Der Vorteil der Verschlüsselung mit zwei Schlüsseln liegt nicht nur in der hohen Sicherheit und der leicht verständlichen Bedienung, sondern auch darin, daß dieses Verfahren die Möglichkeit der sogenannten digitalen Signatur bietet. Die elektronische Unterschrift dient dazu, Nachrichten so zu versiegeln, daß ihre Echtheit gewährleistet ist. Das im letzten Jahr vom Bundesrat verabschiedete Signaturgesetz setzt die Rahmenbedingungen für eine Gleichstellung von elektronischen und Papierdokumenten. PGP bietet die digitale Signatur auf genial einfache Weise: Der Absender erstellt mir Hilfe seines geheimen Schlüssels eine digitale Signatur, in der wesentliche Eigenschaften des Dokuments in stark gekürzter Form codiert sind.

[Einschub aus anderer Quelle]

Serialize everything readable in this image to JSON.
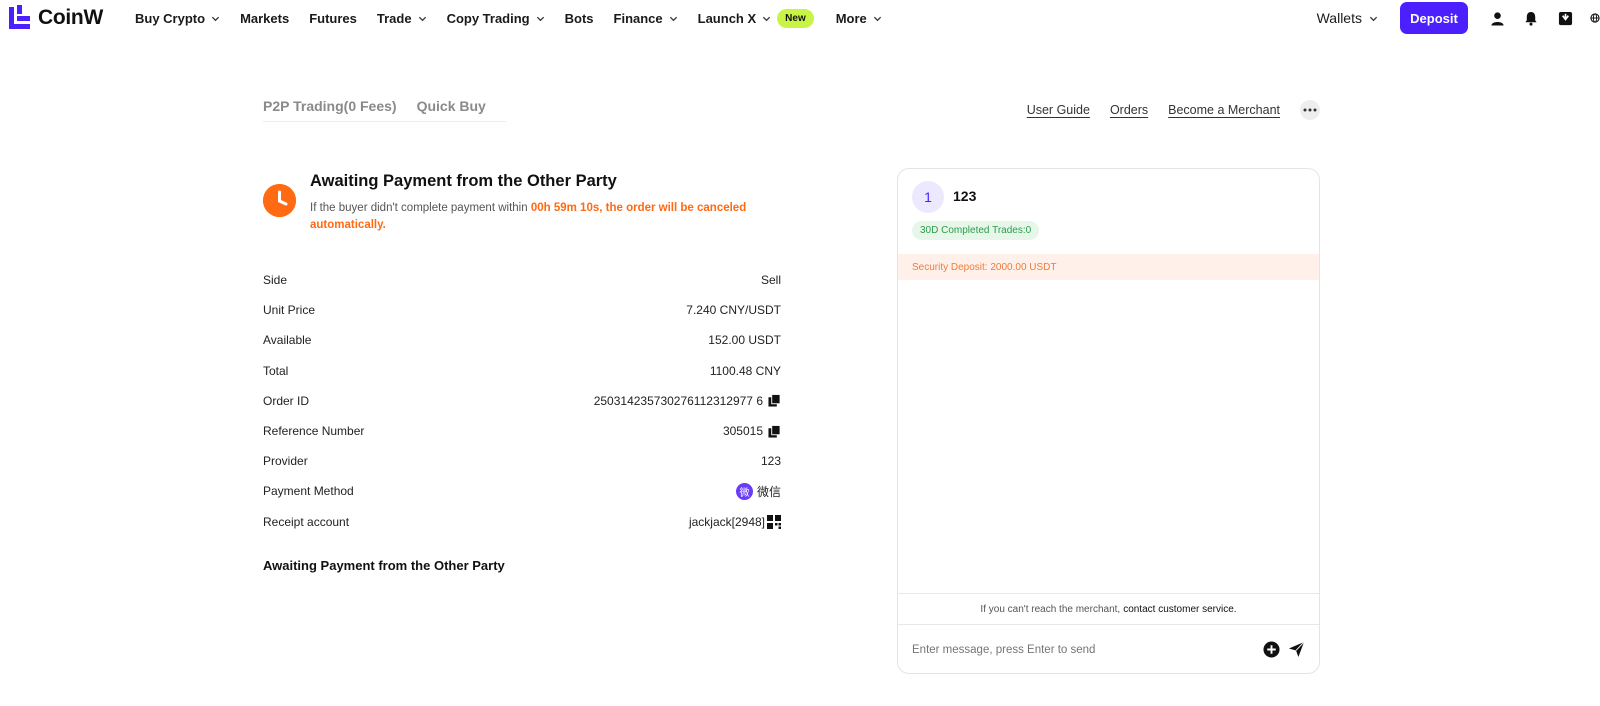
{
  "brand": {
    "name": "CoinW",
    "accent": "#4c1fff",
    "logo_color": "#4c1fff"
  },
  "nav": {
    "items": [
      {
        "label": "Buy Crypto",
        "dropdown": true
      },
      {
        "label": "Markets",
        "dropdown": false
      },
      {
        "label": "Futures",
        "dropdown": false
      },
      {
        "label": "Trade",
        "dropdown": true
      },
      {
        "label": "Copy Trading",
        "dropdown": true
      },
      {
        "label": "Bots",
        "dropdown": false
      },
      {
        "label": "Finance",
        "dropdown": true
      },
      {
        "label": "Launch X",
        "dropdown": true
      },
      {
        "label": "More",
        "dropdown": true
      }
    ],
    "new_badge": "New",
    "wallets_label": "Wallets",
    "deposit_label": "Deposit",
    "icons": [
      "user-icon",
      "bell-icon",
      "download-icon",
      "globe-icon"
    ]
  },
  "subnav": {
    "tabs": [
      "P2P Trading(0 Fees)",
      "Quick Buy"
    ],
    "links": [
      "User Guide",
      "Orders",
      "Become a Merchant"
    ],
    "more": "..."
  },
  "status": {
    "title": "Awaiting Payment from the Other Party",
    "desc_prefix": "If the buyer didn't complete payment within ",
    "desc_highlight": "00h 59m 10s, the order will be canceled automatically.",
    "icon": "clock-icon",
    "color": "#ff6a13"
  },
  "details": [
    {
      "label": "Side",
      "value": "Sell"
    },
    {
      "label": "Unit Price",
      "value": "7.240 CNY/USDT"
    },
    {
      "label": "Available",
      "value": "152.00 USDT"
    },
    {
      "label": "Total",
      "value": "1100.48 CNY"
    },
    {
      "label": "Order ID",
      "value": "250314235730276112312977 6"
    },
    {
      "label": "Reference Number",
      "value": "305015"
    },
    {
      "label": "Provider",
      "value": "123"
    },
    {
      "label": "Payment Method",
      "value": "微信"
    },
    {
      "label": "Receipt account",
      "value": "jackjack[2948]"
    }
  ],
  "section_title": "Awaiting Payment from the Other Party",
  "chat": {
    "avatar": "1",
    "name": "123",
    "trades": "30D Completed Trades:0",
    "security_deposit": "Security Deposit: 2000.00 USDT",
    "footer_text": "If you can't reach the merchant,",
    "footer_link": "contact customer service.",
    "placeholder": "Enter message, press Enter to send"
  }
}
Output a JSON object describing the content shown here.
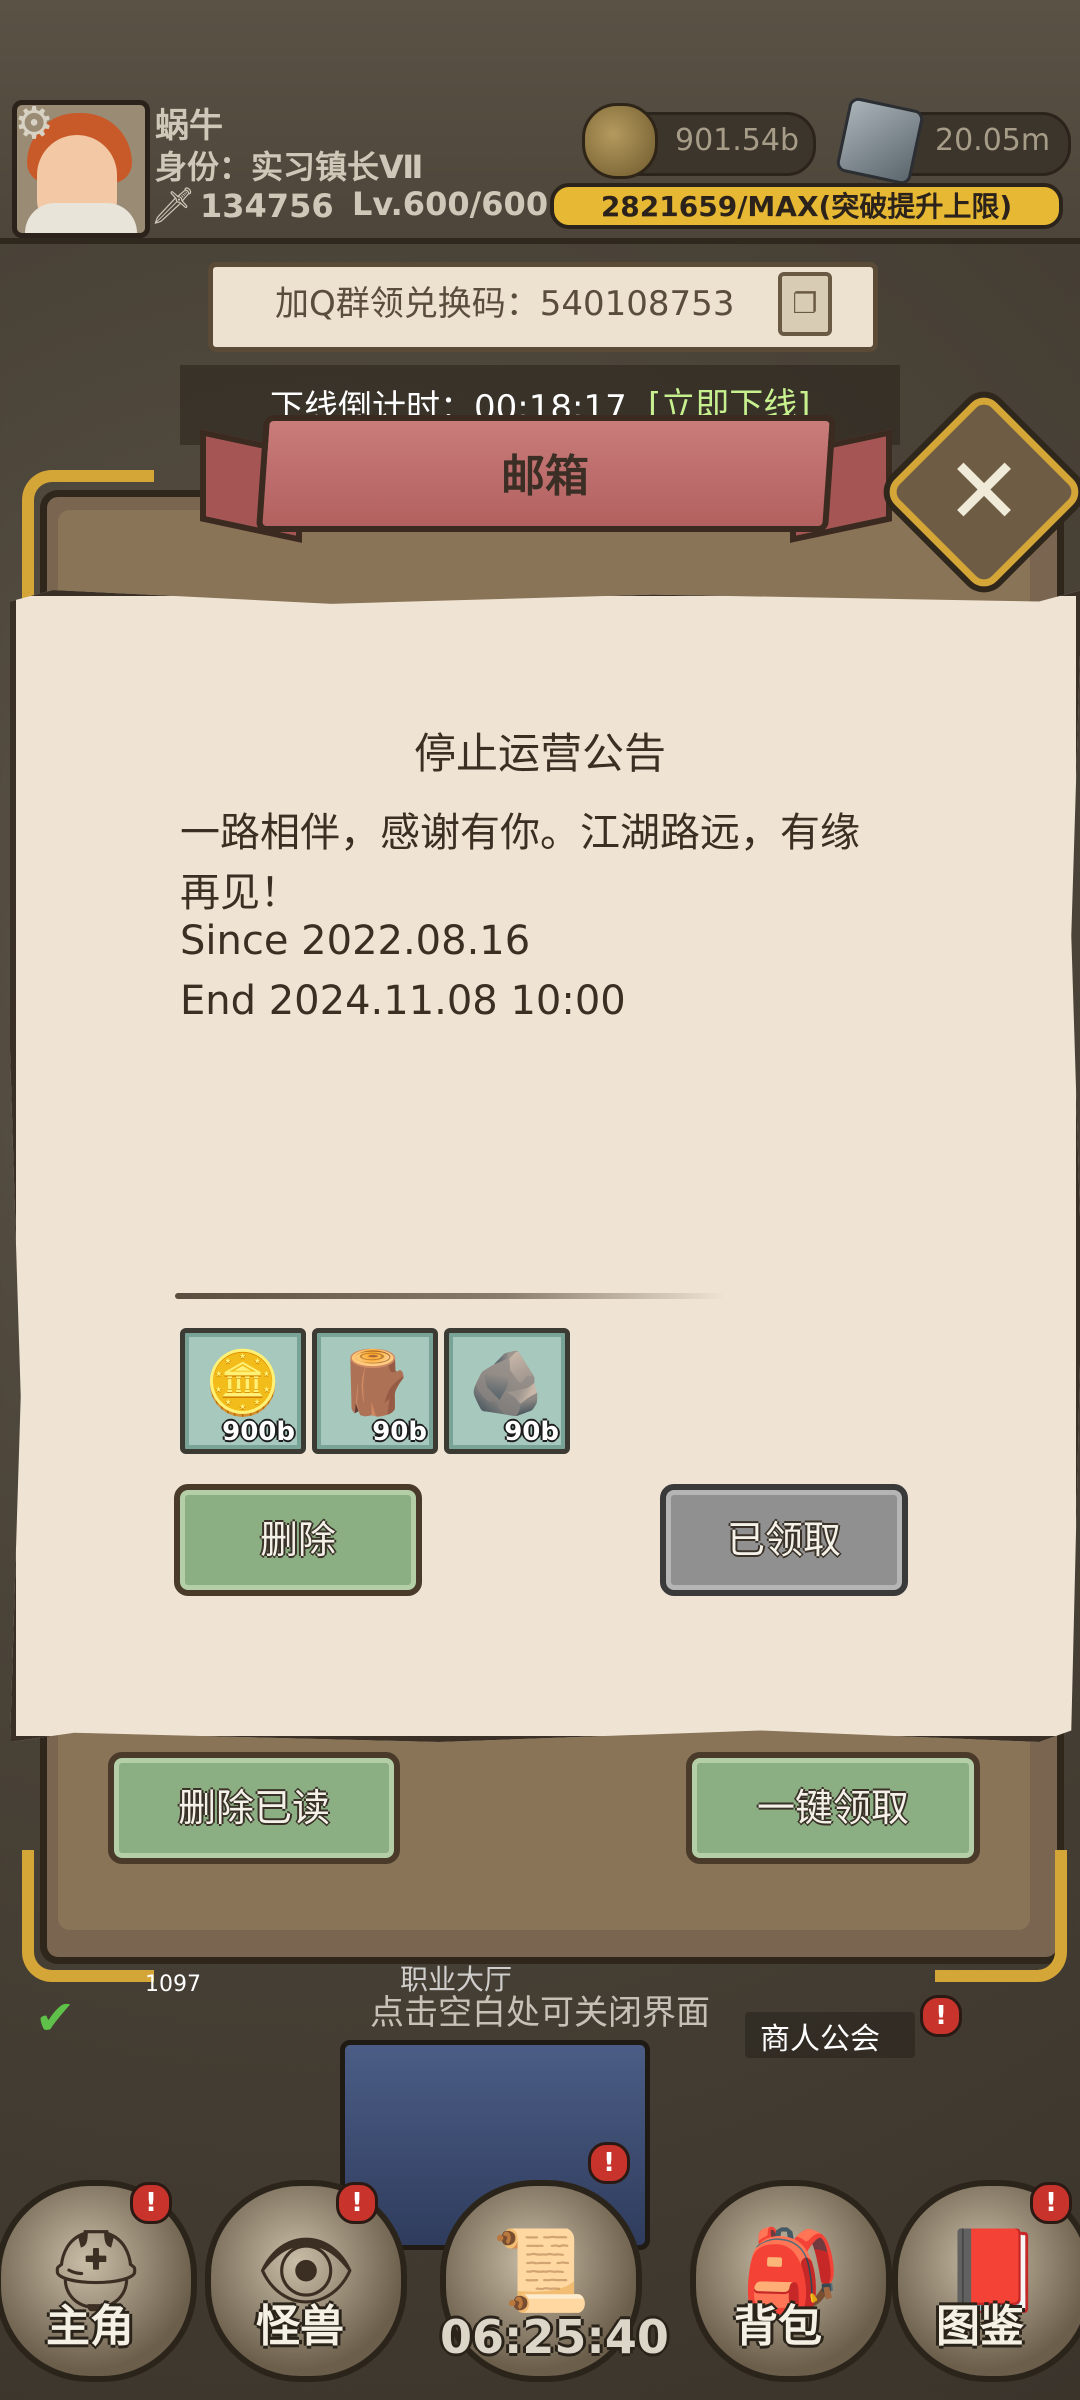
{
  "player": {
    "name": "蜗牛",
    "rank": "身份：实习镇长Ⅶ",
    "power": "134756",
    "level": "Lv.600/600",
    "exp_text": "2821659/MAX(突破提升上限)"
  },
  "resources": {
    "coins": "901.54b",
    "ore": "20.05m"
  },
  "banner": {
    "code_text": "加Q群领兑换码：540108753"
  },
  "countdown": {
    "label": "下线倒计时：00:18:17",
    "offline_link": "[立即下线]"
  },
  "mailbox": {
    "title": "邮箱",
    "mail_title": "停止运营公告",
    "body_lines": [
      "一路相伴，感谢有你。江湖路远，有缘",
      "再见！",
      "Since 2022.08.16",
      "End   2024.11.08 10:00"
    ],
    "attachments": [
      {
        "icon": "coin-icon",
        "qty": "900b"
      },
      {
        "icon": "wood-log-icon",
        "qty": "90b"
      },
      {
        "icon": "stone-ore-icon",
        "qty": "90b"
      }
    ],
    "delete_label": "删除",
    "claimed_label": "已领取",
    "delete_read_label": "删除已读",
    "claim_all_label": "一键领取"
  },
  "background": {
    "guild_hall": "职业大厅",
    "close_hint": "点击空白处可关闭界面",
    "merchant_guild": "商人公会",
    "badge_count": "1097"
  },
  "bottom_nav": {
    "items": [
      "主角",
      "怪兽",
      "",
      "背包",
      "图鉴"
    ],
    "timer": "06:25:40"
  },
  "colors": {
    "accent_gold": "#d4a537",
    "ribbon_red": "#c97c7a",
    "button_green": "#8cae83",
    "button_gray": "#909090",
    "link_green": "#c7f08f",
    "notification_red": "#c8342c"
  }
}
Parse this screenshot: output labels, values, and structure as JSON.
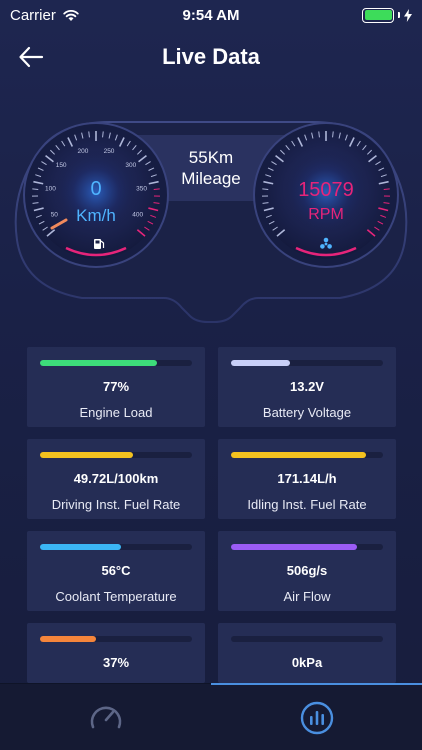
{
  "status_bar": {
    "carrier": "Carrier",
    "time": "9:54 AM"
  },
  "nav": {
    "title": "Live Data"
  },
  "speed_gauge": {
    "value": "0",
    "unit": "Km/h",
    "ticks": [
      "50",
      "100",
      "150",
      "200",
      "250",
      "300",
      "350",
      "400"
    ]
  },
  "mileage": {
    "value": "55Km",
    "label": "Mileage"
  },
  "rpm_gauge": {
    "value": "15079",
    "unit": "RPM"
  },
  "cards": [
    {
      "value": "77%",
      "label": "Engine Load",
      "level": 0.77,
      "color": "#3ddc7a"
    },
    {
      "value": "13.2V",
      "label": "Battery Voltage",
      "level": 0.39,
      "color": "#c8cff8"
    },
    {
      "value": "49.72L/100km",
      "label": "Driving Inst. Fuel Rate",
      "level": 0.61,
      "color": "#f4c21f"
    },
    {
      "value": "171.14L/h",
      "label": "Idling Inst. Fuel Rate",
      "level": 0.89,
      "color": "#f4c21f"
    },
    {
      "value": "56°C",
      "label": "Coolant Temperature",
      "level": 0.53,
      "color": "#3bb6f5"
    },
    {
      "value": "506g/s",
      "label": "Air Flow",
      "level": 0.83,
      "color": "#9b5cf5"
    },
    {
      "value": "37%",
      "label": "",
      "level": 0.37,
      "color": "#f5853b"
    },
    {
      "value": "0kPa",
      "label": "",
      "level": 0,
      "color": "#5b6bd0"
    }
  ],
  "tabs": [
    {
      "name": "gauge-icon",
      "active": false
    },
    {
      "name": "bar-chart-icon",
      "active": true
    }
  ],
  "colors": {
    "accent_pink": "#e6247a",
    "accent_blue": "#4fb4ff",
    "tab_active": "#4a8fe0"
  }
}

Der Empfänger kann dann mit Hilfe des öffentlichen Schlüssels des Absenders sicherstellen, daß die Nachricht tatsächlich in der vorliegenden Form vom Absender stammt.

Die Zwei-Schlüssel-Kryptographie ermöglicht damit sowohl den chiffrierten, für unbefugte Dritte nicht einsehbaren Austausch von Dokumenten über das Netz, wie auch die digitale Signatur, welche die Integrität des „Schriftstücks“ garantiert. Und beide Komponenten sind für die vertrauenswürdige und authentische Kommunikation im Internet unabdingbar.